Weird is a certainly a word for it. This ubiquitous little food cart has found its place in so many moments of our lives. What is its place in this one?
I asked Justin LaFrancois from Queen City Nerve, who's been on the ground for the protests every night, what'd observed of Halal.
"I remember it was the night that guy fell 30' down the man hole," he texted me. "There were a group of about seven people in line as riot police were tossing flashbang grenades and shooting pepperballs at the crowd forming around the Halal Food Cart. The line remained, unwaveringly, as they knew that Halal was worth the bombardment."
When I bite into a lamb gyro with extra white sauce and veggie falafel over rice, I think I understand why no one smashed up Halal, why it's perfect after drunken party nights and intense protests, why flashbangs and pepperballs couldn't get people out of the line.
It's just so fucking good.


The lamb gyro clocks in at just $6, and I'll make the claim right now that this is among the best dishes under $10 in Charlotte.
The pita is warm and soft. It pulls apart with ease despite its relative thickness. The white sauce has a sweet undertone to it that's addictive, the kind of sauce you want to have your first taste of over and over again. You can note the well-timed cooking of the lamb by its texture, mostly soft but with definite structure. This shows a level of master timing on a griddle in a cart that some chefs can't pull off with an entire kitchen.
But it's those classic Mediterranean spices that do you in.
I detected subtle use of chili powder and cumin, as well as thyme and oregano that added an aroma to every bite, creating a multi-sensory experience. There's a lot going on in this gyro at once, but it's a jam session that forms a concerto.
The crunchy veggies in the falafel defy logic. I know there's no way they're fresh, but damned if they don't taste it. If Halal Food Cart is pulling off fresh veggies in that space, all other Charlotte chefs are out of excuses. The falafel is crunchy and warm. Cumin and coriander counter-balance each other like two figure skaters.
I ate my food on a bench and listened to a helicopter circle over head.
In the last 90 days, I watched my neighborhood, Uptown, dry out like a dish towel. Then, I watched it explode like a powder keg.
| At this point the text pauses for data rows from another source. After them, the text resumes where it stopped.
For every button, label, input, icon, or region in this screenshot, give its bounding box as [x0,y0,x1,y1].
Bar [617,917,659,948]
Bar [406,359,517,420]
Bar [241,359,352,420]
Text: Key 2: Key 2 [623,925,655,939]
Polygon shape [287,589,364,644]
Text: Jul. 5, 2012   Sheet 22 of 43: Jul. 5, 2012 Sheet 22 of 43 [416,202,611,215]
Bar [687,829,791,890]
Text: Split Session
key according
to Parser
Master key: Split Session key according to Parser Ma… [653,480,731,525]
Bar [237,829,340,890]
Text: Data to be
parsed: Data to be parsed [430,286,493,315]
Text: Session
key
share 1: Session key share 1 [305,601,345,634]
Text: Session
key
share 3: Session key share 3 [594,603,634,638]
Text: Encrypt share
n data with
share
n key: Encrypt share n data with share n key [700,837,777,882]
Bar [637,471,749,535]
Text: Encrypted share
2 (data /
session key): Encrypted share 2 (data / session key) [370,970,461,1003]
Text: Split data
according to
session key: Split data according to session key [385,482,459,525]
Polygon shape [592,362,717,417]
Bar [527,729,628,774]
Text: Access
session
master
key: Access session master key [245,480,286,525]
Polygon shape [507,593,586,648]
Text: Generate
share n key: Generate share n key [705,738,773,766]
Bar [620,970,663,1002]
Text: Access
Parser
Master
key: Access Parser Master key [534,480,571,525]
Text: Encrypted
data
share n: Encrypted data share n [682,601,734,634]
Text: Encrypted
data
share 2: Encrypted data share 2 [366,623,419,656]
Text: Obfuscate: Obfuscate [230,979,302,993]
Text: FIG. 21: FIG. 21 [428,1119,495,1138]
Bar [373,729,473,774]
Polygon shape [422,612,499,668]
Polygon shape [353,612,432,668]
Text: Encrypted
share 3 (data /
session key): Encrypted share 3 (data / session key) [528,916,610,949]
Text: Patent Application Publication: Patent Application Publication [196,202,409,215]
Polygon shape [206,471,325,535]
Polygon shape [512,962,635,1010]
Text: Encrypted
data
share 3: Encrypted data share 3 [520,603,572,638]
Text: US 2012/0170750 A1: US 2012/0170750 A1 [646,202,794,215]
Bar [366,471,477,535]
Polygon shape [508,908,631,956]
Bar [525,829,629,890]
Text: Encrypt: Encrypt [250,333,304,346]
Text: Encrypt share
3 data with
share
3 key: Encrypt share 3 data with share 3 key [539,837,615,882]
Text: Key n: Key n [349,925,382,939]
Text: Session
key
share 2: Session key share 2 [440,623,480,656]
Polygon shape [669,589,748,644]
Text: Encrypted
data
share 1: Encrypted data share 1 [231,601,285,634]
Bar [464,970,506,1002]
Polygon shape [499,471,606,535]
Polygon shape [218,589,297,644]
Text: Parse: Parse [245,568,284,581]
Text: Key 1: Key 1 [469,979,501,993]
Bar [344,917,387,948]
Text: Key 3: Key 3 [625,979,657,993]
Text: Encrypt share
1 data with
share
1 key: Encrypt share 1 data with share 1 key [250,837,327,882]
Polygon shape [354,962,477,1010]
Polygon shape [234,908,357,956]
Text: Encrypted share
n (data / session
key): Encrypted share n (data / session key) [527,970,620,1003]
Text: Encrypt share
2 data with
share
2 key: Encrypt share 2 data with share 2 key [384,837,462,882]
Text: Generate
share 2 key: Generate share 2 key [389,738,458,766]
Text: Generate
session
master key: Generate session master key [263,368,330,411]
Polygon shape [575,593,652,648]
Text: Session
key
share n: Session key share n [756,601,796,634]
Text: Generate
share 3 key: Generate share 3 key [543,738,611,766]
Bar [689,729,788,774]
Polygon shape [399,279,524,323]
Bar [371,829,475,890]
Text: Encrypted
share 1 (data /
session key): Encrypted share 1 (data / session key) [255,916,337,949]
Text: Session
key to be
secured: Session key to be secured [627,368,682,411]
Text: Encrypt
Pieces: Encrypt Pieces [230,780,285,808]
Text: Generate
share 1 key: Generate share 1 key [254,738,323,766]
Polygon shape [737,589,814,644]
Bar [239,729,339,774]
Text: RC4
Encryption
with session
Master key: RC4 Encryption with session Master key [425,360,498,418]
I've sat alone in my studio apartment for days on end, and I've chanted "Hands Up, Don't Shoot" as I was marched into a war-crime like trap by my city's police officers.
But sitting on that bench dripping white sauce all over my fingers, a thought occurred to me. This is the first time I've felt normal in months.
Black lives matter. I don't think we'll ever stop saying it. Shout out to the ones like Halal, who will stand with us in courage and do what they can to help. For these dudes, it's serving hungry freedom fighters some of the best food our city has.